Chrome pushes most of the design freedom to the new tab page. Rather than a blank page waiting for the user’s next URL, the new tab image brings design to this area. A flat image is used in Chrome. File size is again a consideration to keep the tab load fast. The tab is becoming a holding place for new features like a search box or thumbnail images. Put the strength of your design at the bottom, so the chance of it being obstructed is limited. See the example of the Happy Snow Bear theme where minimal information is in the browser chrome, and most resides low on the new tab so not to be encumbered by information loaded on the tab.


If you look at some of Brand Thunder’s tools, you can go beyond these limits in Firefox and also, to a lesser extent, in IE. For Firefox, our Personas Interactive extension allows you to create Enhanced Personas. Enhanced Personas allow for a full range of CSS background attributes to be applied to the background, as well as providing more control over color.
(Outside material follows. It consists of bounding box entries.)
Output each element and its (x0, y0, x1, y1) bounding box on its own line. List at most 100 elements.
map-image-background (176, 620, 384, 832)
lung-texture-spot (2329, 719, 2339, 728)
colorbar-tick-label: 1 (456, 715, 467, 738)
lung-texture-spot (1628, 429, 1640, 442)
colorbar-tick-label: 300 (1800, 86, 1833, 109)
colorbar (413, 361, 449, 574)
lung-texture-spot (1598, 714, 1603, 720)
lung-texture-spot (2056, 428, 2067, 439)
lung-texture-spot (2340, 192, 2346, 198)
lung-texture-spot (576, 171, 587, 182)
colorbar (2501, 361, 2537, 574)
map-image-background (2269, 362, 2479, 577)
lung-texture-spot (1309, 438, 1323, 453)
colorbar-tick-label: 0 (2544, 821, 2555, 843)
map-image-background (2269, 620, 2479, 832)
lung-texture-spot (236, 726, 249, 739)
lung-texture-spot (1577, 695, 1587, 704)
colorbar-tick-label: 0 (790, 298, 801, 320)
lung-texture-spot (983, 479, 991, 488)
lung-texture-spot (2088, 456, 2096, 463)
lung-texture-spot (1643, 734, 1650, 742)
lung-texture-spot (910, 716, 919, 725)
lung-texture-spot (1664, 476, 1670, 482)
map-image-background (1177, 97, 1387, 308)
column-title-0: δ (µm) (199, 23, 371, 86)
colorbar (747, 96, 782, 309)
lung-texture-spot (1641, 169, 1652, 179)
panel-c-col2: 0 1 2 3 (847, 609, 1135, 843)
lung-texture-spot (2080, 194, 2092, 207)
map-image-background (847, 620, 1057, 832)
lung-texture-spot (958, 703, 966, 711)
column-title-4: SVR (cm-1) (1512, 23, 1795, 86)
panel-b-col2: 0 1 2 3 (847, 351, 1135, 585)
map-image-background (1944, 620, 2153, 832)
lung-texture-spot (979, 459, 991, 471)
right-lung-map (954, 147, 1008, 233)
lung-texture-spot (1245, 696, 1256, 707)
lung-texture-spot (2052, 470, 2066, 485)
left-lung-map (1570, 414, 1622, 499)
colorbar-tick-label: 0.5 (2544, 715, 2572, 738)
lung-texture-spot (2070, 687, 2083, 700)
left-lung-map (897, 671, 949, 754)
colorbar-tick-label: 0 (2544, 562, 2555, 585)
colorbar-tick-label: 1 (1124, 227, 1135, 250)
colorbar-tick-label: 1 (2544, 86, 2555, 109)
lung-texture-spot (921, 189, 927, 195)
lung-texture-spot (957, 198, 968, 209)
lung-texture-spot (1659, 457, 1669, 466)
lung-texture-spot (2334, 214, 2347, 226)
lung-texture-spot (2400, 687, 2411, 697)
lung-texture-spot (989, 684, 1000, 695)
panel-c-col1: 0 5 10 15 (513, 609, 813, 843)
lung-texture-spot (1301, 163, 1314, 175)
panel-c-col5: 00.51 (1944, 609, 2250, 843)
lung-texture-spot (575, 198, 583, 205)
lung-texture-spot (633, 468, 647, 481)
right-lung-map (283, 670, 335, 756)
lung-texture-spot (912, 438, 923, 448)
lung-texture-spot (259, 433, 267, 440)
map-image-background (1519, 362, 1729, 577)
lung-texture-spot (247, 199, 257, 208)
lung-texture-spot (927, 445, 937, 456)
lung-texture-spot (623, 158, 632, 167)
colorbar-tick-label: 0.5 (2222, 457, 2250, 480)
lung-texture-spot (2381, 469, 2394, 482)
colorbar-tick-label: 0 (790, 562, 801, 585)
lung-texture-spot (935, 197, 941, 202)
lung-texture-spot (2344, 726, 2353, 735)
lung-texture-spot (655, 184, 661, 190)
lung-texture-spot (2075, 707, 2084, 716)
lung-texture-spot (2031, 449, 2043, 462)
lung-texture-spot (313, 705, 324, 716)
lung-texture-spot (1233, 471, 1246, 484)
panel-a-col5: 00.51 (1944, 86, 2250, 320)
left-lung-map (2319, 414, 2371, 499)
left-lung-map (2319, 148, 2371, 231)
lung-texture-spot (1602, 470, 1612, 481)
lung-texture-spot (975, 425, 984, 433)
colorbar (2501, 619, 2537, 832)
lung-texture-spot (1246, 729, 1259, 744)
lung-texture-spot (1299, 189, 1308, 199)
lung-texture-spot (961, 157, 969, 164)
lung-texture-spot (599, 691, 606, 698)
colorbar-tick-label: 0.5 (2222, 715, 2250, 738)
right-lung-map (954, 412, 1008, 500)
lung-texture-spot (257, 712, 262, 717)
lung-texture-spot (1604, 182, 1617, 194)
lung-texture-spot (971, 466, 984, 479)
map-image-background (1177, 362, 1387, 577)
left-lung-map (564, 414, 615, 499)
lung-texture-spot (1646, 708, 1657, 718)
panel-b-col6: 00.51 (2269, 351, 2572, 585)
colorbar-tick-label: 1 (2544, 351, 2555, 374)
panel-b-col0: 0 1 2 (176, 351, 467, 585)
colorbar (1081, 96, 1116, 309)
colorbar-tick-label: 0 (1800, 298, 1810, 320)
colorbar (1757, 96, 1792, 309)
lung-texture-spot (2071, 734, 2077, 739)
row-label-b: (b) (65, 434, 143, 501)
Background images can tiled, solid and layered. You can align images left or right, with the left image layered above the right image. Logos can be placed to the left of the browser, but as browser platforms are being updated, we’ve found that logos work best as a background image, incorporated into the overall background design. If a logo is used on the left, it should be sized at approx. 50 px tall and be as square shaped as possible. Wide, rectangular logos won’t work.


Designs also should not rely on the exact placement of horizontal lines or horizontal design elements. Background images may shift up or down slightly depending on user browser settings.


The old and new versions of the CollegeHumor browser theme show the evolution away from both design points. The older, original browser theme had both a wide logo and horizontal line. The newer design makes better use of space and has less alignment issues across the various browser and OS versions.



Background images may appear in the title-bar on Windows browsers (see screenshot below). Important elements should maintain a slight margin from the title-bar so that they won’t get lost in the title-bar.



Get Started


As a heavily used application, the browser theme can’t be overwhelming or it will turn off the user and they’ll turn off the theme. Yet the design has to be bold enough to stand up amidst the browser elements that are obscuring the design. We’ve found that bold over busy works better. Strong line and image have enough presence to maintain their visual integrity despite being covered to an extent by tabs, URL bar and the like.